Cleveland Peacemakers Alliance Board Chair Kevin Griffin announced the appointment.

“The board is enthusiastic about the next phase of the Cleveland Peacemakers Alliance,” Griffin said. “We are confident that Myesha and the CPA staff will serve as a trusted resource for young people in our community and that the organization will build bridges of opportunities and work to create environments that reduce incidents of violence among young people.”

Crowe said, “I am honored to have the opportunity to work towards a solution to a generational problem of violence, one that our neighborhoods and communities have been battling for years.”

Cleveland Peacemakers Alliance is an independent organization focused on reducing youth and gang violence in the city’s neighborhoods by engaging young people and those who influence them, like family members and peers. Peacemakers Alliance was re-launched in early 2016, when Boys & Girls Clubs of Cleveland — now a branch of Boys & Girls Clubs of Northeast Ohio — agreed to take over the organization, restructure it and make it a subsidiary.

“Myesha is passionate, driven leader who cares deeply about reducing violence in our community and keeping young people on a positive path,” said Jeff Scott, BGCNEO’s president and CEO. “She is committed to the mission of Cleveland Peacemakers Alliance and to finding ways to make our streets safer for everyone.”

Peacemakers Alliance, which had been based at East Tech High School before the pandemic, will soon move into a new office in Cleveland’s Slavic Village-North Broadway Neighborhood.

Crowe’s experience includes a stint with Boys & Girls Clubs, where she served as Broadway Club director. She has also worked as a psychotherapist for homeless young adults and as psychological social worker at St. Vincent Charity Medical Center.

A Cleveland native and John Marshall High School graduate, Crowe was raised by a single mother. During her childhood, her family moved more than 20 times and she transferred between schools about 15 times. She is the first in her family to graduate from college and graduate school.

Crowe lives in Cleveland Heights with her daughters Elle, 7, and Cori, 3.

Peacemakers Alliance has an annual budget of about $1 million and is governed by an independent six-member board led by Griffin.
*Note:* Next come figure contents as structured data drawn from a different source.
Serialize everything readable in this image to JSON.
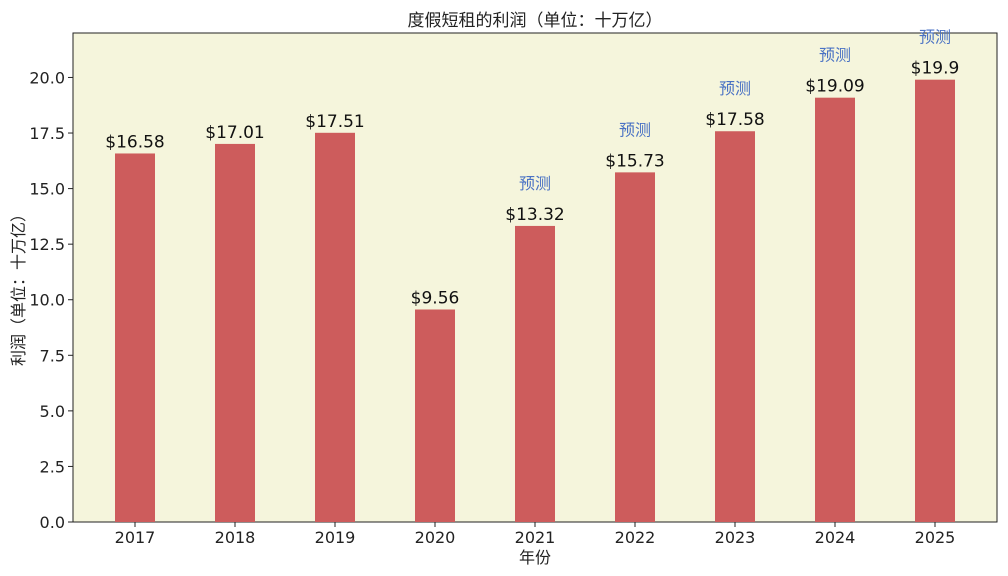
{
  "chart_data": {
    "type": "bar",
    "title": "度假短租的利润（单位：十万亿）",
    "xlabel": "年份",
    "ylabel": "利润（单位：十万亿）",
    "categories": [
      "2017",
      "2018",
      "2019",
      "2020",
      "2021",
      "2022",
      "2023",
      "2024",
      "2025"
    ],
    "values": [
      16.58,
      17.01,
      17.51,
      9.56,
      13.32,
      15.73,
      17.58,
      19.09,
      19.9
    ],
    "value_labels": [
      "$16.58",
      "$17.01",
      "$17.51",
      "$9.56",
      "$13.32",
      "$15.73",
      "$17.58",
      "$19.09",
      "$19.9"
    ],
    "forecast": [
      false,
      false,
      false,
      false,
      true,
      true,
      true,
      true,
      true
    ],
    "forecast_label": "预测",
    "ylim": [
      0,
      22
    ],
    "yticks": [
      0,
      2.5,
      5,
      7.5,
      10,
      12.5,
      15,
      17.5,
      20
    ],
    "ytick_labels": [
      "0.0",
      "2.5",
      "5.0",
      "7.5",
      "10.0",
      "12.5",
      "15.0",
      "17.5",
      "20.0"
    ],
    "grid": false,
    "colors": {
      "bar": "#cd5c5c",
      "plot_background": "#f5f5dc",
      "forecast_text": "#4a72c4"
    }
  }
}
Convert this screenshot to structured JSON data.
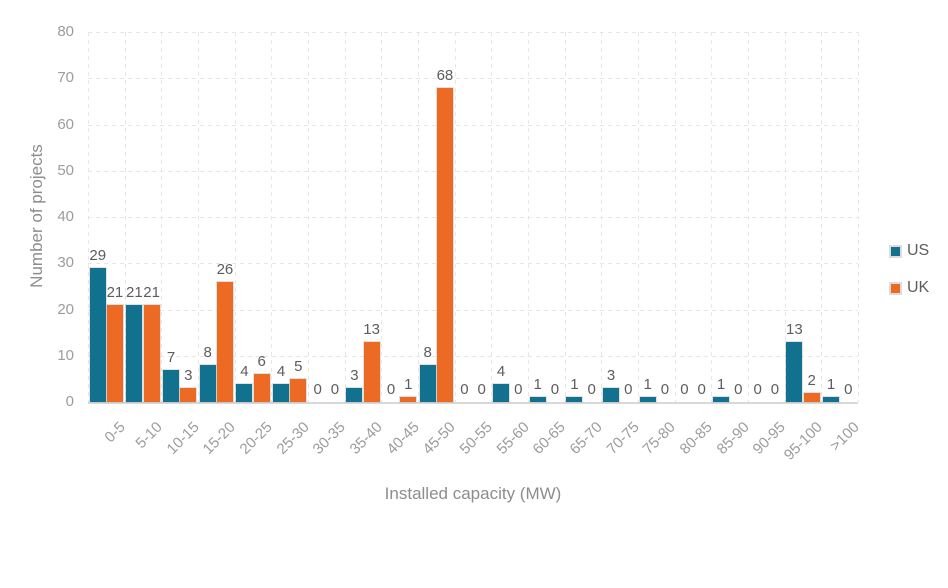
{
  "chart_data": {
    "type": "bar",
    "title": "",
    "xlabel": "Installed capacity (MW)",
    "ylabel": "Number of projects",
    "categories": [
      "0-5",
      "5-10",
      "10-15",
      "15-20",
      "20-25",
      "25-30",
      "30-35",
      "35-40",
      "40-45",
      "45-50",
      "50-55",
      "55-60",
      "60-65",
      "65-70",
      "70-75",
      "75-80",
      "80-85",
      "85-90",
      "90-95",
      "95-100",
      ">100"
    ],
    "series": [
      {
        "name": "US",
        "color": "#11718f",
        "values": [
          29,
          21,
          7,
          8,
          4,
          4,
          0,
          3,
          0,
          8,
          0,
          4,
          1,
          1,
          3,
          1,
          0,
          1,
          0,
          13,
          1
        ]
      },
      {
        "name": "UK",
        "color": "#ec6a23",
        "values": [
          21,
          21,
          3,
          26,
          6,
          5,
          0,
          13,
          1,
          68,
          0,
          0,
          0,
          0,
          0,
          0,
          0,
          0,
          0,
          2,
          0
        ]
      }
    ],
    "ylim": [
      0,
      80
    ],
    "yticks": [
      0,
      10,
      20,
      30,
      40,
      50,
      60,
      70,
      80
    ],
    "grid": "dashed",
    "legend_position": "right",
    "data_labels": true
  },
  "style": {
    "us_color": "#11718f",
    "uk_color": "#ec6a23",
    "grid_color": "#e7e7e7",
    "axis_line_color": "#d9d9d9",
    "tick_label_color": "#9c9c9c",
    "data_label_color": "#5d5d5d",
    "axis_title_color": "#8f8d8b",
    "background": "#ffffff"
  }
}
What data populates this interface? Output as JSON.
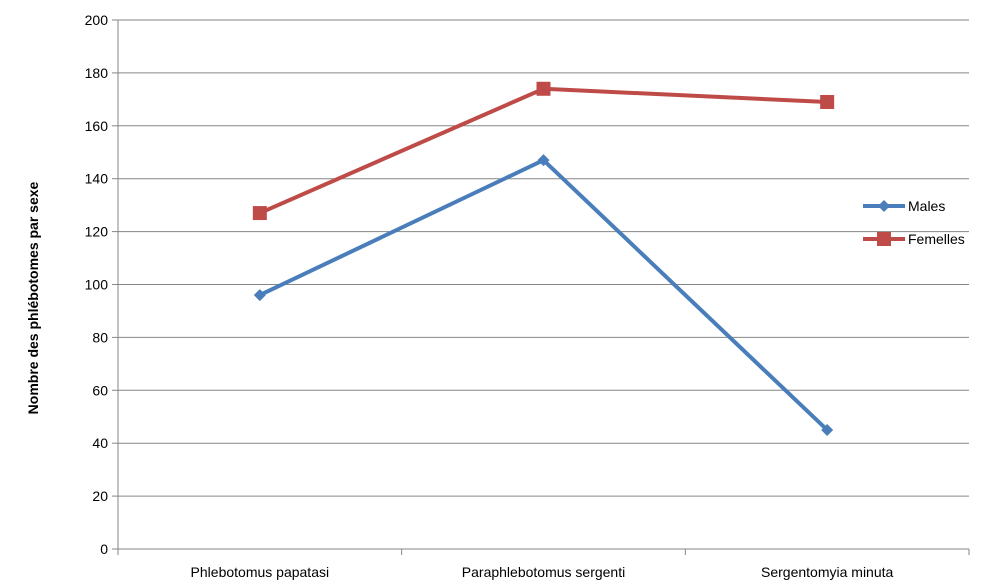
{
  "chart_data": {
    "type": "line",
    "title": "",
    "xlabel": "",
    "ylabel": "Nombre des phlébotomes par sexe",
    "categories": [
      "Phlebotomus papatasi",
      "Paraphlebotomus sergenti",
      "Sergentomyia minuta"
    ],
    "ylim": [
      0,
      200
    ],
    "yticks": [
      0,
      20,
      40,
      60,
      80,
      100,
      120,
      140,
      160,
      180,
      200
    ],
    "grid": true,
    "legend_position": "right",
    "series": [
      {
        "name": "Males",
        "values": [
          96,
          147,
          45
        ],
        "color": "#4a7ebb",
        "marker": "diamond"
      },
      {
        "name": "Femelles",
        "values": [
          127,
          174,
          169
        ],
        "color": "#be4b48",
        "marker": "square"
      }
    ]
  }
}
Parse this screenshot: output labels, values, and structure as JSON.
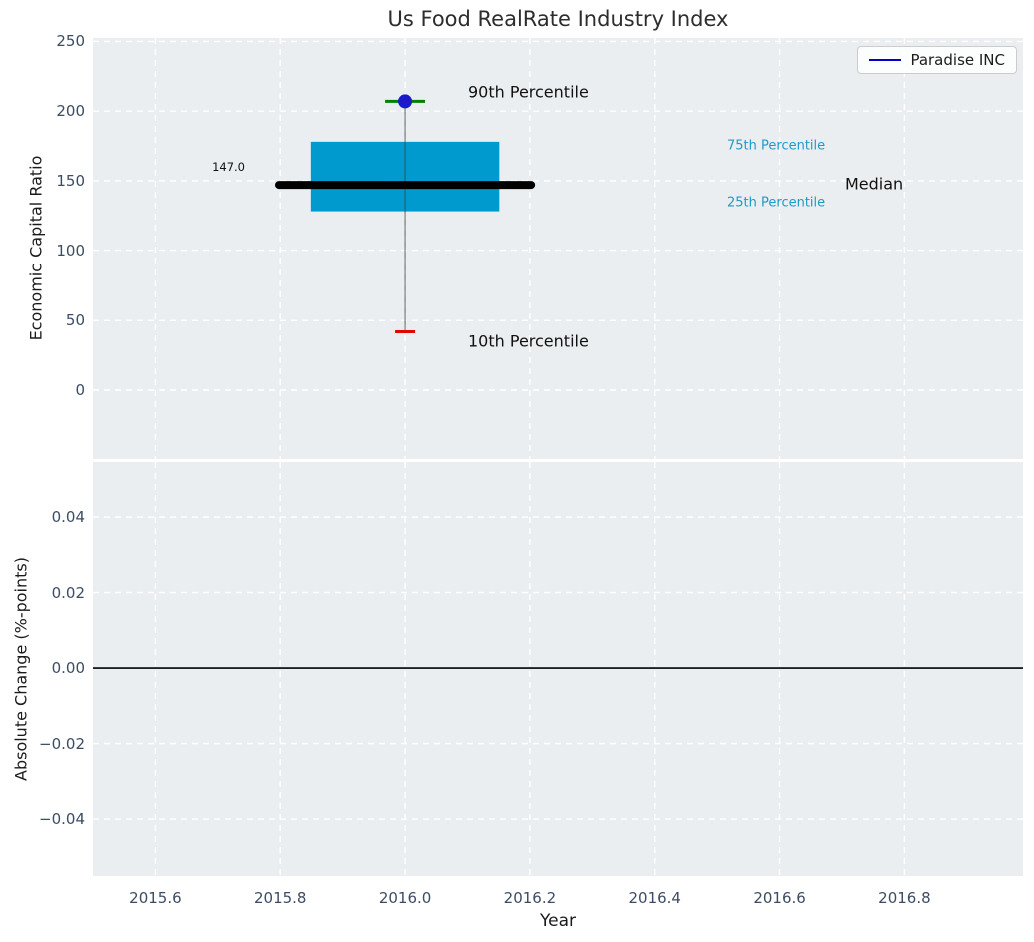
{
  "title": "Us Food RealRate Industry Index",
  "legend": {
    "label": "Paradise INC",
    "line_color": "#0000cc"
  },
  "colors": {
    "axes_background": "#ebeef0",
    "grid": "#ffffff",
    "tick_label": "#3d4c63",
    "box_fill": "#009ace",
    "median_line": "#000000",
    "whisker": "#444444",
    "p90_cap": "#008000",
    "p10_cap": "#e10600",
    "p90_marker": "#1a1ac8",
    "annotation_cyan": "#1e9ac8",
    "zero_line": "#000000"
  },
  "chart_data": [
    {
      "type": "box",
      "title": "Us Food RealRate Industry Index",
      "ylabel": "Economic Capital Ratio",
      "series_name": "Paradise INC",
      "x_center": 2016.0,
      "values": {
        "p10": 42,
        "p25": 128,
        "median": 147,
        "p75": 178,
        "p90": 207
      },
      "median_value_label": "147.0",
      "annotations": {
        "p90": "90th Percentile",
        "p75": "75th Percentile",
        "median": "Median",
        "p25": "25th Percentile",
        "p10": "10th Percentile"
      },
      "yticks": {
        "values": [
          250,
          200,
          150,
          100,
          50,
          0
        ],
        "labels": [
          "250",
          "200",
          "150",
          "100",
          "50",
          "0"
        ]
      },
      "xlim": [
        2015.5,
        2016.99
      ],
      "ylim": [
        -49.5,
        252.5
      ],
      "grid": true,
      "legend_position": "upper right"
    },
    {
      "type": "line",
      "ylabel": "Absolute Change (%-points)",
      "xlabel": "Year",
      "yticks": {
        "values": [
          0.04,
          0.02,
          0,
          -0.02,
          -0.04
        ],
        "labels": [
          "0.04",
          "0.02",
          "0.00",
          "−0.02",
          "−0.04"
        ]
      },
      "xticks": {
        "values": [
          2015.6,
          2015.8,
          2016.0,
          2016.2,
          2016.4,
          2016.6,
          2016.8
        ],
        "labels": [
          "2015.6",
          "2015.8",
          "2016.0",
          "2016.2",
          "2016.4",
          "2016.6",
          "2016.8"
        ]
      },
      "zero_line": 0,
      "xlim": [
        2015.5,
        2016.99
      ],
      "ylim": [
        -0.0551,
        0.0546
      ],
      "grid": true
    }
  ]
}
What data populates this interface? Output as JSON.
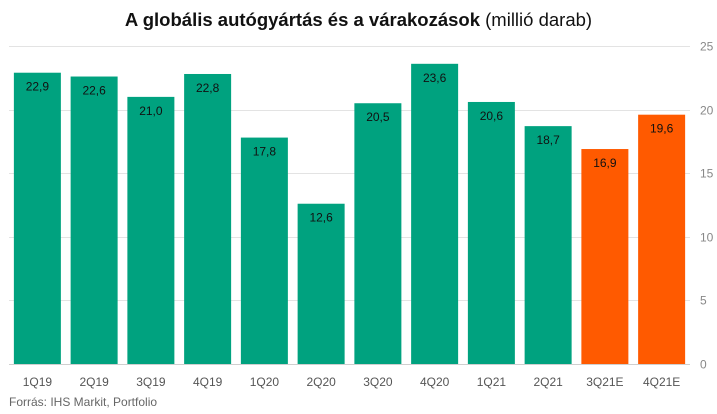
{
  "title": "A globális autógyártás és a várakozások",
  "title_unit": "(millió darab)",
  "source": "Forrás:  IHS Markit,  Portfolio",
  "colors": {
    "actual": "#00a27f",
    "estimate": "#ff5a00",
    "grid": "#e3e3e3"
  },
  "chart_data": {
    "type": "bar",
    "title": "A globális autógyártás és a várakozások (millió darab)",
    "categories": [
      "1Q19",
      "2Q19",
      "3Q19",
      "4Q19",
      "1Q20",
      "2Q20",
      "3Q20",
      "4Q20",
      "1Q21",
      "2Q21",
      "3Q21E",
      "4Q21E"
    ],
    "values": [
      22.9,
      22.6,
      21.0,
      22.8,
      17.8,
      12.6,
      20.5,
      23.6,
      20.6,
      18.7,
      16.9,
      19.6
    ],
    "value_labels": [
      "22,9",
      "22,6",
      "21,0",
      "22,8",
      "17,8",
      "12,6",
      "20,5",
      "23,6",
      "20,6",
      "18,7",
      "16,9",
      "19,6"
    ],
    "estimate": [
      false,
      false,
      false,
      false,
      false,
      false,
      false,
      false,
      false,
      false,
      true,
      true
    ],
    "ylim": [
      0,
      25
    ],
    "yticks": [
      0,
      5,
      10,
      15,
      20,
      25
    ],
    "y_axis_side": "right",
    "grid": true,
    "xlabel": "",
    "ylabel": ""
  }
}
Most of the organization’s funding comes from philanthropic sources, including the Cleveland Foundation, United Way and the Conner Family Foundation.

The organization also receives funding from the city of Cleveland.

Key community partners include the city of Cleveland’s Community Relations Board, University Hospitals, The MetroHealth System and the Northern Ohio Trauma System.

Peacemakers Alliance focuses on:

  • Street outreach: Outreach workers intervene at the street level by consistently monitoring individuals and groups in higher-risk neighborhoods. They also mentor youth and young adults, thereby reducing risk factors and increasing their chances for success. In addition, Peacemakers staff members help monitor safety at Cleveland Metropolitan School District buildings during student dismissal.
  • Hospital trauma response: Peacemakers Alliance violence interrupters are embedded at University Hospitals Cleveland Medical Center and MetroHealth Medical Center to counsel gunshot victims and their families, thereby serving as a deterrent to retaliatory violence.
  • Working with the juvenile justice system: Staff members help court-involved young people take the steps they need to stay out of trouble and lead productive lives.

Since the start of the year, Crowe and the Peacemakers Alliance staff have been working with acclaimed Seattle-based consultant Eleuthera Lisch, who founded and directed Alive & Free, a youth violence prevention and gang intervention program in that city. Lisch also served as a member and consultant for the National Forum on Youth Violence Prevention Preventing Youth Violence and My Brother’s Keeper initiative during the Obama administration.